Hace años no hubiese pensado que la mentira llegase a ser un instrumento político y social. El término post-truth, que se empleó a principios de los noventa, lo usó el dramaturgo serbio-estadounidense Steve Tesich, para referirse a la guerra del Golfo: «Lamento que nosotros, como pueblo libre, hayamos decidido libremente vivir en un mundo en donde reina la posverdad». La posverdad, o mentira emotiva, describe la «distorsión deliberada de una realidad, con el fin de crear y modelar opinión pública e influir en las actitudes sociales» (RAE, 2017), diluyendo la verdad y la objetividad.

Ante estos estímulos marcados por el engaño y la trampa tenemos que estar atentos para desarrollar una respuesta de calidad, humana y coherente, que surja de nuestro interior. Cuanto más conscientes seamos mejor responderemos a esos estímulos que nos llevan inequívocamente a una sociedad vacía de valores con el objetivo del control y el enriquecimiento de los que ostentan poder, riqueza o influencia social. De lo contrario, nuestras respuestas serán mecánicas. Nos convertimos en un eco del exterior. Tenemos una enfermiza dependencia del exterior. Esto nos condena como persona y como sociedad. Hay que darse cuenta de lo que está pasando. Hay que abrir los ojos. Veamos varios casos:

El principal objetivo de la educación debería ser ayudar a que la persona consiga ser ella misma, desarrollando todas sus potencialidades. Actualmente si miramos con atención vemos como el presidente del Gobierno, Mariano Rajoy, defiende que los alumnos aprendan en las aulas la denominada cultura de la defensa o los valores de las Fuerzas Armadas. Pero es que a nivel más de calle nos están vendiendo que el boxeo es un deporte muy completo, que puede practicar un niño. Niños de hasta dos años los vemos con guantes de boxeo aclamados para seguir dando golpes. ¿Esa es la educación que queremos para lo más tierno de nuestra sociedad? ¿Los valores de la guerra y la agresividad?

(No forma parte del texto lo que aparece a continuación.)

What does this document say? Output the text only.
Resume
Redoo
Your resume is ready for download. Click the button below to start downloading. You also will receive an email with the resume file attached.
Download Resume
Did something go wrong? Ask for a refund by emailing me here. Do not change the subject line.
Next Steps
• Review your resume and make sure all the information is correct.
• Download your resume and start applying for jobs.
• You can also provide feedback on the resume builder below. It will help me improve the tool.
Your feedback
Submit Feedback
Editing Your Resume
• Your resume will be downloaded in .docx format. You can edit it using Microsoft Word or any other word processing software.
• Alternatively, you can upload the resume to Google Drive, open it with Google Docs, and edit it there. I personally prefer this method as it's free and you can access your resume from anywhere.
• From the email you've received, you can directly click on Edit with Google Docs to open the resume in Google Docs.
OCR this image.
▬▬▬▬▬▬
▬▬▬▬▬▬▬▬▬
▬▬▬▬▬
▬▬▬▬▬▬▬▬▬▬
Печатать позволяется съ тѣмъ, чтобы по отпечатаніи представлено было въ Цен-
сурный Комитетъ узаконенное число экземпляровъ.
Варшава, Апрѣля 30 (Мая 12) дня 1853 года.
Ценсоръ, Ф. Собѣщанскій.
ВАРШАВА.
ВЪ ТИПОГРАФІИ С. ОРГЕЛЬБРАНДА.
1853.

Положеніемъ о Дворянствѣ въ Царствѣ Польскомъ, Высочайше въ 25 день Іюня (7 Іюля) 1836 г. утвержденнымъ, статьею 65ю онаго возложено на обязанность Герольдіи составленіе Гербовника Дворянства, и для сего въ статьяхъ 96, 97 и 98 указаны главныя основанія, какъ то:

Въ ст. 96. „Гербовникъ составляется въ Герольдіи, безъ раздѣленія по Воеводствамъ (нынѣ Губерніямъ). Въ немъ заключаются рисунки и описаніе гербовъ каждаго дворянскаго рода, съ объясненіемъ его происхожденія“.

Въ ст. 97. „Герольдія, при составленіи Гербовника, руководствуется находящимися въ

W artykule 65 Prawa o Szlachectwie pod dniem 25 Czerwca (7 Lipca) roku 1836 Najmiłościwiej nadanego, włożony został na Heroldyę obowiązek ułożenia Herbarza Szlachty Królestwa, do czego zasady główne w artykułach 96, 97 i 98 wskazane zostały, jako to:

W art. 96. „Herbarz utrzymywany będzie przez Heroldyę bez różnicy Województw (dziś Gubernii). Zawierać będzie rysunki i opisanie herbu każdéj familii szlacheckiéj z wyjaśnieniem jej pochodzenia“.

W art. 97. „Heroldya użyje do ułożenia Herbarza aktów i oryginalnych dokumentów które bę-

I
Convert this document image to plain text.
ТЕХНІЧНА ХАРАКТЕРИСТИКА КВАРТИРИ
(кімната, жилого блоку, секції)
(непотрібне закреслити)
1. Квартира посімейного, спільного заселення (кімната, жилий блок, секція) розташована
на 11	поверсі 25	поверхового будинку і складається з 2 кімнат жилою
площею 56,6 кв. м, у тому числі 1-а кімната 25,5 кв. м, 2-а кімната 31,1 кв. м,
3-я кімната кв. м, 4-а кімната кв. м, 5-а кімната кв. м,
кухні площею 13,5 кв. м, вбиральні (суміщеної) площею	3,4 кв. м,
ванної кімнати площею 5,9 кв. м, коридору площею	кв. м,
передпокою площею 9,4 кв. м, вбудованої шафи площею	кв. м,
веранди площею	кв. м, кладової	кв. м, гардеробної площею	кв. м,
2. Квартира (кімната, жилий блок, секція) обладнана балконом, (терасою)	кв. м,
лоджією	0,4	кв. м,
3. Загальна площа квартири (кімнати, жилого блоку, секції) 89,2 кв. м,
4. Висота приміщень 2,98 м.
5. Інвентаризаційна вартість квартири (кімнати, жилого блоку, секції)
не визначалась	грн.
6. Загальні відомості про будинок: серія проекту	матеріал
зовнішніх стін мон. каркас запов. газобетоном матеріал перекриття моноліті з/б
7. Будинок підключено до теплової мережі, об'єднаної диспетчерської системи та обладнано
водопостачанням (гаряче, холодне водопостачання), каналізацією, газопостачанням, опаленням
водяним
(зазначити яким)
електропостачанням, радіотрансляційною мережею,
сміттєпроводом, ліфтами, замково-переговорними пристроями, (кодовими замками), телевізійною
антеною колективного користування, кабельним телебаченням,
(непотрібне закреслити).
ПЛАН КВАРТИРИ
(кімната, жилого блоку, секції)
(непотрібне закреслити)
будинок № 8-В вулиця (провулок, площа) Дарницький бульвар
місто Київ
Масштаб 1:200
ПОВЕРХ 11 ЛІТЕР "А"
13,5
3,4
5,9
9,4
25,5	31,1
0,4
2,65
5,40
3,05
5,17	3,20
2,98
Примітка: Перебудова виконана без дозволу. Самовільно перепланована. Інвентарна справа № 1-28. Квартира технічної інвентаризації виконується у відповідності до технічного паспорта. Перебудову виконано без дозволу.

A raíz de la aprobación de la Ley de la memoria histórica, que ayuda a un país a recuperar los principios y la dignidad para todos, valores fundamentales para una convivencia pacífica, aún hay gente que no quiere reconocer a los dictadores, fascistas, totalitarios, enemigos de la democracia, negando lo evidente a través del perverso uso de la posverdad.

Hay un hecho real que están padeciendo centenares de miles de seres humanos: la inmigración, la deportación, el calvario que supone salir de sus países a causa de la guerra o del hambre. Miles de ellos mueren en el camino, en las aguas, en los atentados, en los campos de refugiados, en los centros de internamiento, en las cárceles... Y nosotros con la venda puesta en los ojos para no ver la realidad, para no indignarnos, para no compadecernos, para no sufrir por el hermano/a, ni ser solidarios.

¿Hasta dónde tiene que llegar la corrupción para que este país se levante y diga ¡basta ya!? En nuestro país hay un alto porcentaje de exclusión y empobrecimiento social, afectando descarnadamente a miles y miles de niños y niñas; una economía contraria a dignificar la vida laboral y la realización profesional de la persona, sobre todo cuando se trata de la mujer, soportando una desigualdad en pensiones y una brecha salarial injustificable. ¿De qué sirven los ritos sin vida, los símbolos sin compromiso? ¿A quiénes les sirven las religiones basadas en las prácticas de liturgias solemnes si no se traduce en un estilo de vida basado en la igualdad y la fraternidad? ¿A quiénes les sirven las banderas enarboladas y vacías de derechos humanos? Esos ritos, esas banderas...Dejan de tener valor simbólico para convertirse en objetos diabólicos, al servicio de la manipulación.

Estar atento es la primera clave importante para dejar la indiferencia, para que no nos engañen y para aprender a dar respuestas humanas, que rompan mordazas y dignifiquen las vidas.